収穫したネリカ米で米ゲルを試作しましたが、炊飯時の水分量とすりつぶす際に加える水分量によって、できる米ゲルが大きく異なることが分かりました。ただ、収穫したネリカ米は限りがあります。そのため、類似の米を使って実験し、ネリカ米に適量となる水分量を調査することにしました。実験したのは、うるち米とタイ米。結果、うるち米に比べてタイ米の方がゲル化しやすいことが分かったため、タイ米を用いてネリカ米の水分量調査をすることになりました。

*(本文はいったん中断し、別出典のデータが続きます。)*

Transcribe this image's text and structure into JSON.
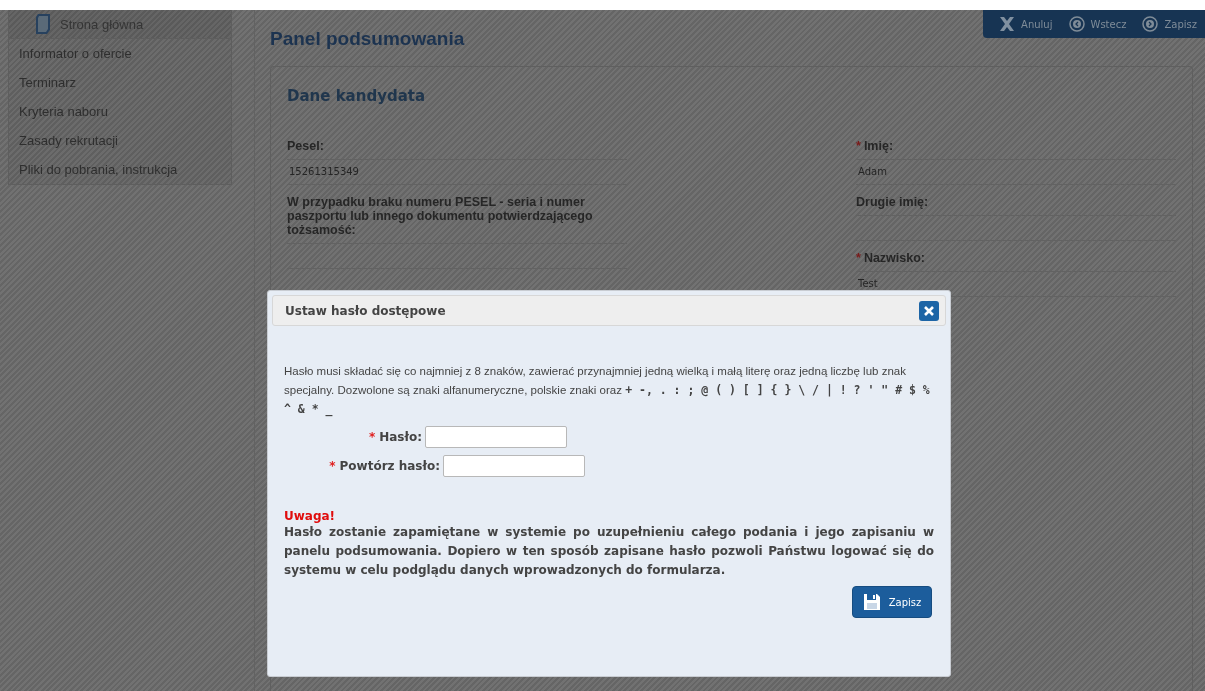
{
  "sidebar": {
    "items": [
      {
        "label": "Strona główna",
        "kind": "home"
      },
      {
        "label": "Informator o ofercie",
        "kind": "link"
      },
      {
        "label": "Terminarz",
        "kind": "link"
      },
      {
        "label": "Kryteria naboru",
        "kind": "link"
      },
      {
        "label": "Zasady rekrutacji",
        "kind": "link"
      },
      {
        "label": "Pliki do pobrania, instrukcja",
        "kind": "link"
      }
    ]
  },
  "toolbar": [
    {
      "label": "Anuluj",
      "kind": "cancel"
    },
    {
      "label": "Wstecz",
      "kind": "back"
    },
    {
      "label": "Zapisz",
      "kind": "next"
    }
  ],
  "page_title": "Panel podsumowania",
  "section": {
    "title": "Dane kandydata",
    "left_fields": [
      {
        "label": "Pesel:",
        "value": "15261315349"
      },
      {
        "label": "W przypadku braku numeru PESEL - seria i numer paszportu lub innego dokumentu potwierdzającego tożsamość:"
      }
    ],
    "right_fields": [
      {
        "label": "Imię:",
        "required_mark": "*",
        "value": "Adam"
      },
      {
        "label": "Drugie imię:"
      },
      {
        "label": "Nazwisko:",
        "required_mark": "*",
        "value": "Test"
      }
    ]
  },
  "dialog": {
    "title": "Ustaw hasło dostępowe",
    "info": "Hasło musi składać się co najmniej z 8 znaków, zawierać przynajmniej jedną wielką i małą literę oraz jedną liczbę lub znak specjalny. Dozwolone są znaki alfanumeryczne, polskie znaki oraz",
    "special_chars": "+ -, . : ; @ ( ) [ ] { } \\ / | ! ? ' \" # $ % ^ & * _",
    "fields": [
      {
        "label": "Hasło:",
        "required_mark": "*"
      },
      {
        "label": "Powtórz hasło:",
        "required_mark": "*"
      }
    ],
    "warning_title": "Uwaga!",
    "warning_text": "Hasło zostanie zapamiętane w systemie po uzupełnieniu całego podania i jego zapisaniu w panelu podsumowania. Dopiero w ten sposób zapisane hasło pozwoli Państwu logować się do systemu w celu podglądu danych wprowadzonych do formularza.",
    "save_button": "Zapisz"
  }
}
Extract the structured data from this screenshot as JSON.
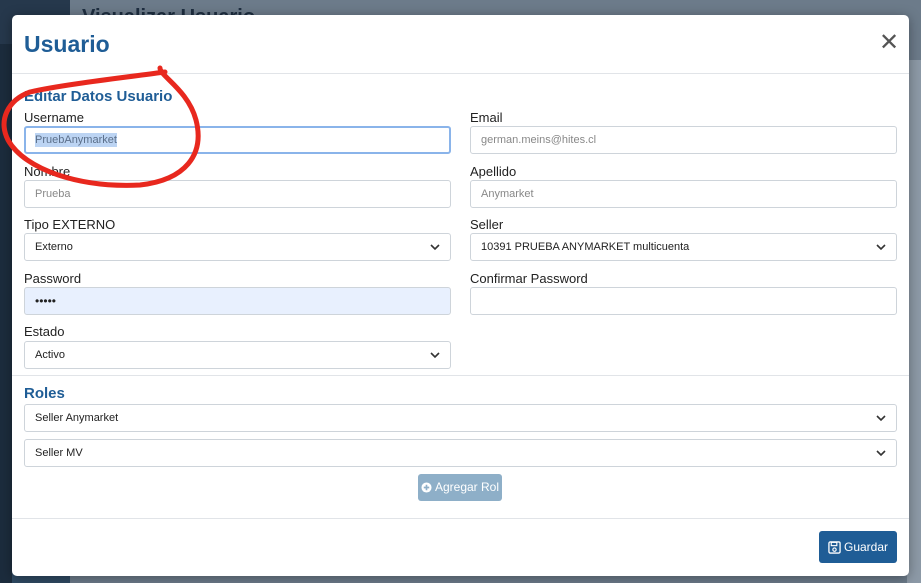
{
  "background": {
    "title": "Visualizar Usuario"
  },
  "modal": {
    "title": "Usuario",
    "section_edit": "Editar Datos Usuario",
    "fields": {
      "username": {
        "label": "Username",
        "value": "PruebAnymarket"
      },
      "email": {
        "label": "Email",
        "placeholder": "german.meins@hites.cl"
      },
      "nombre": {
        "label": "Nombre",
        "placeholder": "Prueba"
      },
      "apellido": {
        "label": "Apellido",
        "placeholder": "Anymarket"
      },
      "tipo": {
        "label": "Tipo EXTERNO",
        "value": "Externo"
      },
      "seller": {
        "label": "Seller",
        "value": "10391 PRUEBA ANYMARKET multicuenta"
      },
      "password": {
        "label": "Password",
        "value": "•••••"
      },
      "confirm": {
        "label": "Confirmar Password",
        "value": ""
      },
      "estado": {
        "label": "Estado",
        "value": "Activo"
      }
    },
    "section_roles": "Roles",
    "roles": [
      "Seller Anymarket",
      "Seller MV"
    ],
    "add_role_label": "Agregar Rol",
    "save_label": "Guardar"
  },
  "colors": {
    "accent": "#1f5d96",
    "annotation": "#e8281e"
  },
  "icons": {
    "close": "close-icon",
    "chevron": "chevron-down-icon",
    "add": "plus-circle-icon",
    "save": "floppy-disk-icon"
  }
}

今後は、実験で作成した米ゲルを評価して、ネリカ米での米ゲル利用の可能性を検討します。その後、2018年2月の最終報告会に向けて、これまでの結果をまとめます。

ネリカ米プロジェクトを経験して

 プロジェクト終了までは少しプロジェクト期間が残っていますが、プロジェクトメンバーのみなさんにこれまでのネリカ米プロジェクトを通じての感想を伺いました。

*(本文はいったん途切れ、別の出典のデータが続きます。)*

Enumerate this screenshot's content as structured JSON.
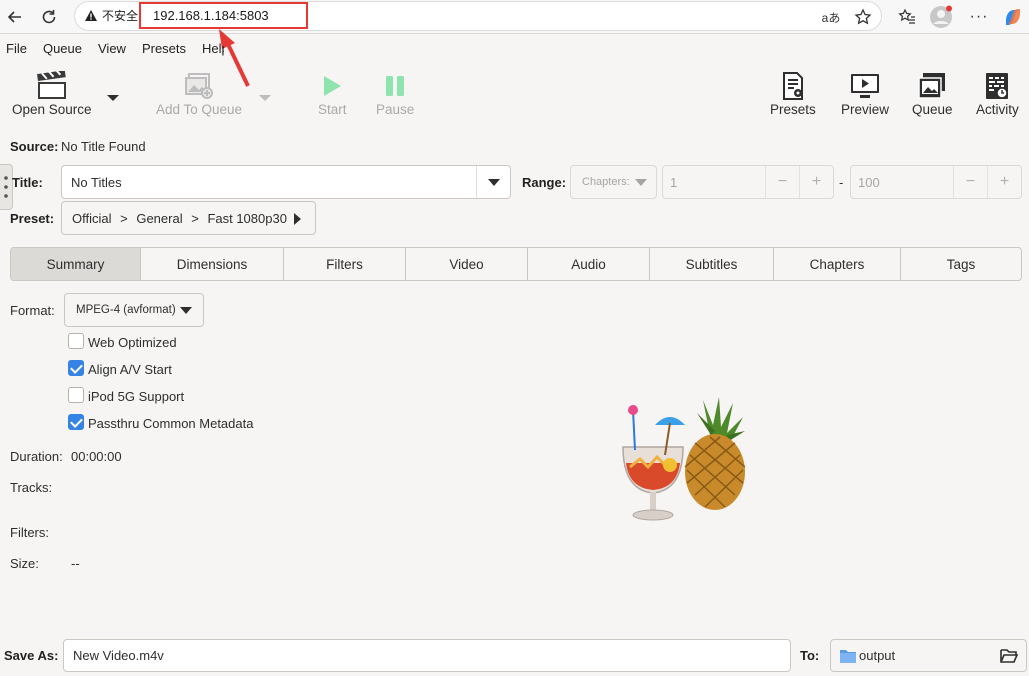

プロジェクトのチームリーダーの上柳さんは「ネリカ米を栽培してみて、農業が天候に受ける影響を実感した。予想外のことも起こり、自然を相手にする仕事のすごさを知った。」と語ります。プロジェクトメンバーも、「初めて米の栽培に取り組み、お米を作る過程の大変さが分かった。(白石さん)」「ネリカ米栽培が思っていたよりも楽しかった。自宅でも家庭菜園をしてみたい。(新田さん)」「米を栽培する経験ができた。難しかったけど、楽しかった。(芝田さん)」「収穫したいなほを脱穀したら、思っていたより収穫量が少なかった。日頃食べているお米の量を作る大変さを実感した。(三村さん)」と、初めての体験を通して、途上国の課題解決に取り組むと同時に稲作農業のそのものの難しさにも気づきがあったようです。また、「ネリカ米で作った米ゲルで料理をしてみたが、思っていた以上に水分量で硬さの違いがあった。米ゲルの可能性を感じた。(上山さん)」、と米ゲル作りまで踏み込んだプロジェクトの挑戦にも手ごたえを感じています。

今後、姫路西高等学校のネリカ米プロジェクトはどの様に発展して行くのでしょうか。非常に楽しみです。